Ketiga, merupakan ancaman kekerasan dan menakut-nakuti yang ditujukan secara pribadi. Mencermati klasifikasi atau pengelompokan perbuatan-perbuatan yang dilarang secara imperatif oleh Pasal 27 Ayat 3 dan Pasal 28 Ayat 2 UU ITE terdiri dari perbuatan melanggar kesusilaan, bermuatan perjudian, penghinaan, pemerasan, berita kebencian, permusuhan dan ancaman.
Lebih jelas lagi, tujuan utama yang hendak dicapai oleh Pasal 27 Ayat 3 dan Pasal 28 Ayat 2 UU ITE memberikan perlindungan kepada masyarakat terhadap adanya informasi yang tidak benar dan tidak bertanggung-jawab dan lebih berkonotasi memberi edukasi kepada masyarakat, agar dalam memberikan suatu informasi harus dilakukan secara bertanggung-jawab, berdasarkan fakta dan dan perlu dilakukan pembatasan kebebasan.

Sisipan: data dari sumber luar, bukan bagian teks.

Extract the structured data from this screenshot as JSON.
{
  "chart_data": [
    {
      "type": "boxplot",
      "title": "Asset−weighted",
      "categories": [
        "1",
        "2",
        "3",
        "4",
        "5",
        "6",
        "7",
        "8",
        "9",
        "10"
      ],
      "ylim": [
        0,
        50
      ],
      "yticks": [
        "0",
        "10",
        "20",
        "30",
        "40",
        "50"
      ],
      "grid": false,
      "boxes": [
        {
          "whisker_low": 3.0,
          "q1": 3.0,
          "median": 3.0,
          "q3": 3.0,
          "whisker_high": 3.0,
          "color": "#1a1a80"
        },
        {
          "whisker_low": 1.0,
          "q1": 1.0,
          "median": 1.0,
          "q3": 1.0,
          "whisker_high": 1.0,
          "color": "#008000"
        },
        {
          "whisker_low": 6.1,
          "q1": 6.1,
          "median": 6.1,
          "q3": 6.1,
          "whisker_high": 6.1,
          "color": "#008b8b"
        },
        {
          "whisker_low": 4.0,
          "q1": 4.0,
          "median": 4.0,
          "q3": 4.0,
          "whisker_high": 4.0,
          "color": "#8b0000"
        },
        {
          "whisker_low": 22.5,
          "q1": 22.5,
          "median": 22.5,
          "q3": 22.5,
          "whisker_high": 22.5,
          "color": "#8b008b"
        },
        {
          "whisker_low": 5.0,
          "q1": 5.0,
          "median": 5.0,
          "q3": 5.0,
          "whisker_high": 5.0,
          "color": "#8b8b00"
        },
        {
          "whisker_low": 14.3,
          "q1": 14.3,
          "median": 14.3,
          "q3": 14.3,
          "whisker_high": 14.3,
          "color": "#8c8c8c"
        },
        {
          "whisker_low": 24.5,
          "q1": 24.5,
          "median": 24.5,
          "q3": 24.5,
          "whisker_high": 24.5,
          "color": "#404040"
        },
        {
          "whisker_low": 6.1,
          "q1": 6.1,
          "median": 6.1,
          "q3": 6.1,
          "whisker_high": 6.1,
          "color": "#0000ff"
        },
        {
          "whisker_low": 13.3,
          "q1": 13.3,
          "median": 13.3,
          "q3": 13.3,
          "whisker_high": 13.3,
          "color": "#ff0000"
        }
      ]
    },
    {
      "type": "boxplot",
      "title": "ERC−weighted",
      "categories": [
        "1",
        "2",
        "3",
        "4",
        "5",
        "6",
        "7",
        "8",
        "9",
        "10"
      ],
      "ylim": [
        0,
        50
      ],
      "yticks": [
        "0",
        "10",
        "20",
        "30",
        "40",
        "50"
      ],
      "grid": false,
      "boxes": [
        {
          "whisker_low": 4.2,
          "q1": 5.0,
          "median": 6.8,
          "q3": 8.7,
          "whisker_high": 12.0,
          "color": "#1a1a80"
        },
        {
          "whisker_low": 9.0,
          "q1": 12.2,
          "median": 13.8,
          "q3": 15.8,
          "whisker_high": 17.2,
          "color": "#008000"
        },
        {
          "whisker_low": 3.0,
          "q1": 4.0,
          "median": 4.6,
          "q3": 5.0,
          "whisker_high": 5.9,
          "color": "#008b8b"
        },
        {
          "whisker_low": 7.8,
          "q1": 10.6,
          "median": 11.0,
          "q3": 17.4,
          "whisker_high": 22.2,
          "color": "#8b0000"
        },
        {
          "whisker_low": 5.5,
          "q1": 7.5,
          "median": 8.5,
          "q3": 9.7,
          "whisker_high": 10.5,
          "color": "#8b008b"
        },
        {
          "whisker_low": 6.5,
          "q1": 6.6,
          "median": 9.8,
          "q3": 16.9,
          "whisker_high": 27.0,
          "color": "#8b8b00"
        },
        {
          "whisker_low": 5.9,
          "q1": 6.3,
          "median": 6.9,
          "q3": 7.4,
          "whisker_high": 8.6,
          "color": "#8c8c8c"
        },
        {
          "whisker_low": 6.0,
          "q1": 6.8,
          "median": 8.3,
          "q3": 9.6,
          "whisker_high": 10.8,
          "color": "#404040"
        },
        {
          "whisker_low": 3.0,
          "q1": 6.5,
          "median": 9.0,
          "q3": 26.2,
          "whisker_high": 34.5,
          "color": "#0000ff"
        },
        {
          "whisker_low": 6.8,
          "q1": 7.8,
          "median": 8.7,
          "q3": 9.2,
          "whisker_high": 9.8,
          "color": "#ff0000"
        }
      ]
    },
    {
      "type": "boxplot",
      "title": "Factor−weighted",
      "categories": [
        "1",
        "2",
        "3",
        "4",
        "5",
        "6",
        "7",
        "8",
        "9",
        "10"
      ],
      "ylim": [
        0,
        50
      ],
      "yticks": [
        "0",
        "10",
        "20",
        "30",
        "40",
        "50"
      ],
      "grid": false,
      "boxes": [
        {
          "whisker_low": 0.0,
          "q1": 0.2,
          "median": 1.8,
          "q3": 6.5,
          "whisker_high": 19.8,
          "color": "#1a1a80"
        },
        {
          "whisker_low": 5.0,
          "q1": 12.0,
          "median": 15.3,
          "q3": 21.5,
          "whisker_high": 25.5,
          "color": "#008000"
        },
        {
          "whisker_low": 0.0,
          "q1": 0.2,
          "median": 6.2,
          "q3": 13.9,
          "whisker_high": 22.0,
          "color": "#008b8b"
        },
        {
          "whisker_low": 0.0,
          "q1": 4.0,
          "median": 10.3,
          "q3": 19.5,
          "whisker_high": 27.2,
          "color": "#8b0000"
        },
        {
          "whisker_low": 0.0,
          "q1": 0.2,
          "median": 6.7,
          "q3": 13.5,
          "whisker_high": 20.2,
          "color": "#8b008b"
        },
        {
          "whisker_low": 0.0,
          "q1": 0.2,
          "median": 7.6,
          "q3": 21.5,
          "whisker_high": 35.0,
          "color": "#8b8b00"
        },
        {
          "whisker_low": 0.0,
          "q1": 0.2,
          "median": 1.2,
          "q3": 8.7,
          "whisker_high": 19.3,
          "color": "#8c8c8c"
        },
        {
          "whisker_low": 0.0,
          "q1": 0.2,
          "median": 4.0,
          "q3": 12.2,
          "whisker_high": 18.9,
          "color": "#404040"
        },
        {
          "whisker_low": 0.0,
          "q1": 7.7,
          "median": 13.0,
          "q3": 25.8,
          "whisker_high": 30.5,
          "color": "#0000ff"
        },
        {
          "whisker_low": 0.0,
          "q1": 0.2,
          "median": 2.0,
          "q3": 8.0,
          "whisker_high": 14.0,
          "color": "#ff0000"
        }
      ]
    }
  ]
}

Walaupun pada awalnya pasal ini digunakan sebagai perlindungan dari hal yang menyebabkan kerugian seseorang, dan perlu dilakukan pembatasan kebebasan mengeluarkan pendapat merupakan hak setiap warga negara dalam hal mengeluarkan pikiran atau gagasan baik secara lisan maupun tulisan secara bebas dan bertanggung jawab tanpa adanya tekanan serta sesuai dengan peraturan yang berlaku.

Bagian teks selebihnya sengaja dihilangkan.